I.R.A. DONATIONS Individuals who are at least 70 1/2 can use tax-free distributions up to $100,000 from their I.R.A.'s for contributions to qualified charities in 2008 and 2009. Such distributions do not count as income and cannot be deducted as charitable donations.
HOME BUYER CREDIT First-time home buyers can take what amounts to an interest-free loan from the government in the form of a federal tax credit of $7,500 or 10 percent of the purchase price, whichever is smaller. You must pay back the loan over 15 years, and income limits apply.

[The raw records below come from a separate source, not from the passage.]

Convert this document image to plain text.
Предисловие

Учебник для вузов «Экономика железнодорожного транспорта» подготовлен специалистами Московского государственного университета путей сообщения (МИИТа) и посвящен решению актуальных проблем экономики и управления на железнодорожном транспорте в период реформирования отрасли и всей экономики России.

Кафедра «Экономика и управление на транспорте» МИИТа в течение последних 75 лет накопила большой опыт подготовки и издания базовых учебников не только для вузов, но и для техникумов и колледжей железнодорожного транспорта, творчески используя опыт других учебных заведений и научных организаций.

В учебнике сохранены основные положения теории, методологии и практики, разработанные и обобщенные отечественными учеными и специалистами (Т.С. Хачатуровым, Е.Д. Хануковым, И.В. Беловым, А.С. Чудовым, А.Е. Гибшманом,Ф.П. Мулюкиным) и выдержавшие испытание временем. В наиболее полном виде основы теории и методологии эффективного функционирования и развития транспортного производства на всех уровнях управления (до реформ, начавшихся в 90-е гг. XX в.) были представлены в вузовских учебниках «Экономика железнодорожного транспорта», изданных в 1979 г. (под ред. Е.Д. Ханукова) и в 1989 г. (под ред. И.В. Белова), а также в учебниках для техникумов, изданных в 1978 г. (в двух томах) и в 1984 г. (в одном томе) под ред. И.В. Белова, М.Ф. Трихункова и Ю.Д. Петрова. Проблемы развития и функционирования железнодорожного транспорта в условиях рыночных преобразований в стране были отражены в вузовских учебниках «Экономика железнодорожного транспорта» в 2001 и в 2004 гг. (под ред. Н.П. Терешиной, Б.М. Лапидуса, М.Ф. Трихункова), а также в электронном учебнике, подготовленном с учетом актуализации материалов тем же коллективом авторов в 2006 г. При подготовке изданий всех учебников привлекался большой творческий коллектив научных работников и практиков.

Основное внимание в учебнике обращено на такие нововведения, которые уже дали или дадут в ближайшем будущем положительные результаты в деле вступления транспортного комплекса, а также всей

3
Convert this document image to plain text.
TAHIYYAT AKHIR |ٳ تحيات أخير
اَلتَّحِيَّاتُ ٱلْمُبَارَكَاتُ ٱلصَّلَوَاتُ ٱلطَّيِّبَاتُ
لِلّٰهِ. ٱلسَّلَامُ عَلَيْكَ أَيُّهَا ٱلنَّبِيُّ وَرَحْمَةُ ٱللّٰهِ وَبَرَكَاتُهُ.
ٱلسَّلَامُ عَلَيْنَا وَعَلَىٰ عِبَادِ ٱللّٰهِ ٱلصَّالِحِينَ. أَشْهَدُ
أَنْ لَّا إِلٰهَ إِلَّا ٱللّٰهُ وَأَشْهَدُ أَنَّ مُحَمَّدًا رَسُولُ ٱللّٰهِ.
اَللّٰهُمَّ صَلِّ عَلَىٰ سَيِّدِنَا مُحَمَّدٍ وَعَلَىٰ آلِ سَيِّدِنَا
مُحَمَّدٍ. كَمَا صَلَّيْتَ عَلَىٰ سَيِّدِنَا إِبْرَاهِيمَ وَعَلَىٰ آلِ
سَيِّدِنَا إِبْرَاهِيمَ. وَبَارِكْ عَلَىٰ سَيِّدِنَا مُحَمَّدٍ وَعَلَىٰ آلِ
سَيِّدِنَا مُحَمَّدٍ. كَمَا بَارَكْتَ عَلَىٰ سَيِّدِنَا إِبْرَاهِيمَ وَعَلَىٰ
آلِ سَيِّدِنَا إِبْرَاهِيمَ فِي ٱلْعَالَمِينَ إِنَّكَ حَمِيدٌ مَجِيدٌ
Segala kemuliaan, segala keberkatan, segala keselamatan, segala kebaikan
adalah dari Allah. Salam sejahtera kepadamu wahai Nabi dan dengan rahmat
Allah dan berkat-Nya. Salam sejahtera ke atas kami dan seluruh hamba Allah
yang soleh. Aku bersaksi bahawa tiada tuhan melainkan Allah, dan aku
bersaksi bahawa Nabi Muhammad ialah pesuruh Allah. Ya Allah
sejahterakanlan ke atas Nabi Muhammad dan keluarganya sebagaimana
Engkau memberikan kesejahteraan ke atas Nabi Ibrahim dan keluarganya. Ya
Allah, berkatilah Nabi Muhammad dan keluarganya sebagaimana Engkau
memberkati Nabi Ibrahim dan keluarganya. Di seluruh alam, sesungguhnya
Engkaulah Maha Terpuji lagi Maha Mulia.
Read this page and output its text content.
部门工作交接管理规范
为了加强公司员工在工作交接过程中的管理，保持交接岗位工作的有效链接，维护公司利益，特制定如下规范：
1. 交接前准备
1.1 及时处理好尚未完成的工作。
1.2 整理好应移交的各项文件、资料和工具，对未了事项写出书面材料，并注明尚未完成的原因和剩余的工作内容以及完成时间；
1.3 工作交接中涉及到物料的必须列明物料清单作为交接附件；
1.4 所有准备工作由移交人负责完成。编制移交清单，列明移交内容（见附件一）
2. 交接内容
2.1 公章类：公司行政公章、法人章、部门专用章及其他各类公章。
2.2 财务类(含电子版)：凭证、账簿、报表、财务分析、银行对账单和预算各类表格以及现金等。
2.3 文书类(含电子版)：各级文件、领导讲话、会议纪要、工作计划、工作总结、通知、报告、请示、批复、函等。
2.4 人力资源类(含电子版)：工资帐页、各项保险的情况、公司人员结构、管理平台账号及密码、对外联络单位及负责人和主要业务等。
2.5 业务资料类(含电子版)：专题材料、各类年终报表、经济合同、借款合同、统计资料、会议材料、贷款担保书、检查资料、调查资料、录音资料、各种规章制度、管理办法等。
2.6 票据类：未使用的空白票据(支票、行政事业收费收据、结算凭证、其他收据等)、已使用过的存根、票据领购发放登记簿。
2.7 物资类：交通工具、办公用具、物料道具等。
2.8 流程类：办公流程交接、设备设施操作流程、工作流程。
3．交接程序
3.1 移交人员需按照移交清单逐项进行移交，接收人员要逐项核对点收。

EDUCATION A deduction for higher education expenses was extended through 2009 and applies to all taxpayers, including those who do not itemize their deductions. Single filers with adjusted gross incomes under $65,000 (or $130,000 for joint filers) can deduct up to $4,000 for education expenses. Taxpayers with income of $65,000 to $80,000 (or $130,000 to $160,000 for joint filers) can claim a reduced deduction of up to $2,000.
KIDDIE TAX Beginning this year, children under age 19 (up from age 18) and full-time students under age 24 with investment income in excess of $1,800 will be subject to their parents' tax rate.